Takes most credit cards - there were like 8 on the window and they have an English menu on their website (if that is the case, they probably have one at the actual restaurant, but we were here for a business dinner so they ordered for us). This was our fancy pants business dinner of the trip and it could not have been tastier. We started off with an appetizer sampler and I swear most of the restaurant ordered this- delicious (bc I am nosy and I always like to look at what people order). The table also split an order of shrimp in a semi-spicy tomato sauce and everyone loved it. Known for their fresh fish - we managed to get a sample of 3 types of fish and a ginormous prawn (which everyone loved and I skipped). Being new to the fish world, I was really impressed and ate everything on my plate. In fact, I LOVED one of the varieties we sampled, Steinbutt or Turbot as we English folks say it. To finish up our meal, we had a sampling of 3 delicious desserts - baklava, yogurt with honey and orange and Kunefe kit Eas. Bottom-line - everything here was wonderful.

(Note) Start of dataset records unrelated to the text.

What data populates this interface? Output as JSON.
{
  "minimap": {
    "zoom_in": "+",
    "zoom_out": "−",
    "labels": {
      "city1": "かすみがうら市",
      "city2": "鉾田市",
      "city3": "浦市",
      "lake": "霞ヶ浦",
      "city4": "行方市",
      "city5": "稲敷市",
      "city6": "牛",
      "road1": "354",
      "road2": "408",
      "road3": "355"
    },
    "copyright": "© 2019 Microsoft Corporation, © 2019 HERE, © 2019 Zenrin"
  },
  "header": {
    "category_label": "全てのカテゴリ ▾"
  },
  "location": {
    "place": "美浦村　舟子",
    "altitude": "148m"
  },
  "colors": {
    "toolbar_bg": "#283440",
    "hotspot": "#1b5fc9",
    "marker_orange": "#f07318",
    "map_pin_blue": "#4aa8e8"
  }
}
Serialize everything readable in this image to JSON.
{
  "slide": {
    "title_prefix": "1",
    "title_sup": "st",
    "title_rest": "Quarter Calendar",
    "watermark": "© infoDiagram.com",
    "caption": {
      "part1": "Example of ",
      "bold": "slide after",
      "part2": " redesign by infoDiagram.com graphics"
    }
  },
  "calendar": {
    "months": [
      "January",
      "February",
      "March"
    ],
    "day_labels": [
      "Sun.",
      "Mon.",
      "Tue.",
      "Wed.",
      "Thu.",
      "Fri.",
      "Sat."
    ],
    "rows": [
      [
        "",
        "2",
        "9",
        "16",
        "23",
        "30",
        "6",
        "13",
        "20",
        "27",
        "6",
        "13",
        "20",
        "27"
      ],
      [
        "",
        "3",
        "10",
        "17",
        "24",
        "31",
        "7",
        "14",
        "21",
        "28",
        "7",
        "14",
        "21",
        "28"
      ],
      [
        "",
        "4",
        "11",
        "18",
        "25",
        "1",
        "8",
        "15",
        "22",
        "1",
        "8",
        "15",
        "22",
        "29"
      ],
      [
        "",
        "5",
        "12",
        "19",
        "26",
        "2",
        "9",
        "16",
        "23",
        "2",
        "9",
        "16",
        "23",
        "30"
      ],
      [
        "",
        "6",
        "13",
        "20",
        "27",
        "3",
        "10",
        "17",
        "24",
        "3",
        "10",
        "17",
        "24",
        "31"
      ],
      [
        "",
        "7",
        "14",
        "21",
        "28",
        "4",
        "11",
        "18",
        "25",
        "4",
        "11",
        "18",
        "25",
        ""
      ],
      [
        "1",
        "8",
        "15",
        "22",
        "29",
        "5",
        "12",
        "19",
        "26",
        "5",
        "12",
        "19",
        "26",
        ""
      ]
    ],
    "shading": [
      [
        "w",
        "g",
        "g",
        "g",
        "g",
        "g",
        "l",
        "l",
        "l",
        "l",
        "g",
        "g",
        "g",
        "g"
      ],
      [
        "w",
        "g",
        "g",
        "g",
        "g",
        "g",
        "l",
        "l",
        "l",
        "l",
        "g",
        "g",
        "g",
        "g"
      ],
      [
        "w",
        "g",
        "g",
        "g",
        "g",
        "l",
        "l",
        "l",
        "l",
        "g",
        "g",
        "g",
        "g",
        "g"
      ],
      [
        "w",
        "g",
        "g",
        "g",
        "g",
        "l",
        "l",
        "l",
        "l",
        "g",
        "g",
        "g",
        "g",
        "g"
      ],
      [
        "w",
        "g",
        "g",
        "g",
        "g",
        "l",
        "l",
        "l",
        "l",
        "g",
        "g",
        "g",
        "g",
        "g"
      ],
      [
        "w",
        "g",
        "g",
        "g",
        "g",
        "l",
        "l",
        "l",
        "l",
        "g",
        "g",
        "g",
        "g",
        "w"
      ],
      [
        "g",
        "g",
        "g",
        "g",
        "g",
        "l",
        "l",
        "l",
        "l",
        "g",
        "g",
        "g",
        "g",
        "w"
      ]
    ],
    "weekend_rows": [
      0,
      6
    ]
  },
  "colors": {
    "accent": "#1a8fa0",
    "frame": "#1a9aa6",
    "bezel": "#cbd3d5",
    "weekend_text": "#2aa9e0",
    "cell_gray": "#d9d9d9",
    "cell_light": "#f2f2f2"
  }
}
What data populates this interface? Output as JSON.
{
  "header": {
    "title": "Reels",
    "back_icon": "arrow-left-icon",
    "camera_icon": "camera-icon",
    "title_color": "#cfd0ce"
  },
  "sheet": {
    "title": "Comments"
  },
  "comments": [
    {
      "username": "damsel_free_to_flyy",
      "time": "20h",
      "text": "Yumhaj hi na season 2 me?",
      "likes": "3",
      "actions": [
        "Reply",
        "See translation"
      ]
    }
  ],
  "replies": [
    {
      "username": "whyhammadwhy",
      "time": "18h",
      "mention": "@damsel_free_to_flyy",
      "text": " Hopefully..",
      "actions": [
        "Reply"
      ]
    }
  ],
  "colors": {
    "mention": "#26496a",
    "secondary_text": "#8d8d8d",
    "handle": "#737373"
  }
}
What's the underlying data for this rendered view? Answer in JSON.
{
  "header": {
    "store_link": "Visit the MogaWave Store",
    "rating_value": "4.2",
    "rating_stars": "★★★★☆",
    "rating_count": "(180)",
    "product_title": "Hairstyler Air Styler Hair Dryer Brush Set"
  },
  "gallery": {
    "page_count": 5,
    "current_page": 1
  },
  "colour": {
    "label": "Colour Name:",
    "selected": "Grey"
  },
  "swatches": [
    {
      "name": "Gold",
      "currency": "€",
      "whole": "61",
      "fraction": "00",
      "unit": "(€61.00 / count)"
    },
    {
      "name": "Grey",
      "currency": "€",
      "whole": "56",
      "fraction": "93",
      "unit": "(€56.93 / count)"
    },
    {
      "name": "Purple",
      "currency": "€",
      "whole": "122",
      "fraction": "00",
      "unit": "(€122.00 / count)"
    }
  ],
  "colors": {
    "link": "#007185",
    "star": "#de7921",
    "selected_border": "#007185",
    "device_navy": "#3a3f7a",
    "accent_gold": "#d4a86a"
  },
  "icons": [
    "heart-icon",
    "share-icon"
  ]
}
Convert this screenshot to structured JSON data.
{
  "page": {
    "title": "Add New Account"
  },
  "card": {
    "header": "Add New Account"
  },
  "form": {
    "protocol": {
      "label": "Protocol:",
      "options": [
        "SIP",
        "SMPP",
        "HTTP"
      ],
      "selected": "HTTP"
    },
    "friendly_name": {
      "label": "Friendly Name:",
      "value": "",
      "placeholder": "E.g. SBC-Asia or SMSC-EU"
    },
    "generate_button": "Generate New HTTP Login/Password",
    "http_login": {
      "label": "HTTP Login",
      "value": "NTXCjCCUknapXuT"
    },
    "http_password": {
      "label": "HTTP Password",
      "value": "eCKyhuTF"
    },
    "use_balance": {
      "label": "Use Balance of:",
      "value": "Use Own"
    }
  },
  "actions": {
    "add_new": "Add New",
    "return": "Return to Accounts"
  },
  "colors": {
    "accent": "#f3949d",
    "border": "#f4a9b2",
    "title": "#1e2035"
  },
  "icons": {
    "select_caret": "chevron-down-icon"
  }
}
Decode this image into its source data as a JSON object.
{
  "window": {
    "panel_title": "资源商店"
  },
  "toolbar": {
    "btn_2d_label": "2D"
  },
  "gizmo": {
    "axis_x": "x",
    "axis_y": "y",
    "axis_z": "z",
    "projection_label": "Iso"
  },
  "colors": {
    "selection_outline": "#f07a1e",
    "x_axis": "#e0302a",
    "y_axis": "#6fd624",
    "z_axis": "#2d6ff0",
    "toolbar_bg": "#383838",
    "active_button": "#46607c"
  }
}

The menu is not in English but the waitresses all seemed to know enough to get by, plus it is mostly pizza - it's pretty easy to figure out. I ordered a medium (28cm) Pizza Salami and a Insalata (lettuce with onions and dressing). The Insalata comes with rolls and this yummy garlic herb butter. Both solid options. I am not sure of the quality of the pizza in Germany but this is wayyyyyy better then the majority of pizzas we can get in America so I quite enjoyed it. This was too much food for me, and the total was 10,50 euros - about 12 bucks USD so a steal!
Does not accept Visa, accepts Maestro and euros. We had our typical German fair here - a wiener schnitzel and curryworst. I am not an expert on schnitzels, but this one tasted good. The curryworst reminded me of a hotdog (and it very much might be the German version of one) so I couldn't choke it down as I hate hotdogs. If you like hotdogs...then you will love this. My curryworst came with pommes (french fries) and a side of mayo...and German mayo might have converted me from a mayo hater to lover.
I really wanted to get a Kebap while on my trip to journey so our last night my boss and I set about to find one. A couple of the places that I saw earlier in the week were closed - weird on a Saturday night, especially since kebap's are also known as a drunk food. We both ordered a small/regular kebap and they were huge!! As I was looking around the restaurant most of the people ordered platters - which would probably be a better option if you were to try this place out. The workers didn't speak much English and we paid in Euros - I don't know if they accept cards.
There you have it, a quick guide of some places to go. I will be back in October, so expect a Part 2 guide with some new options!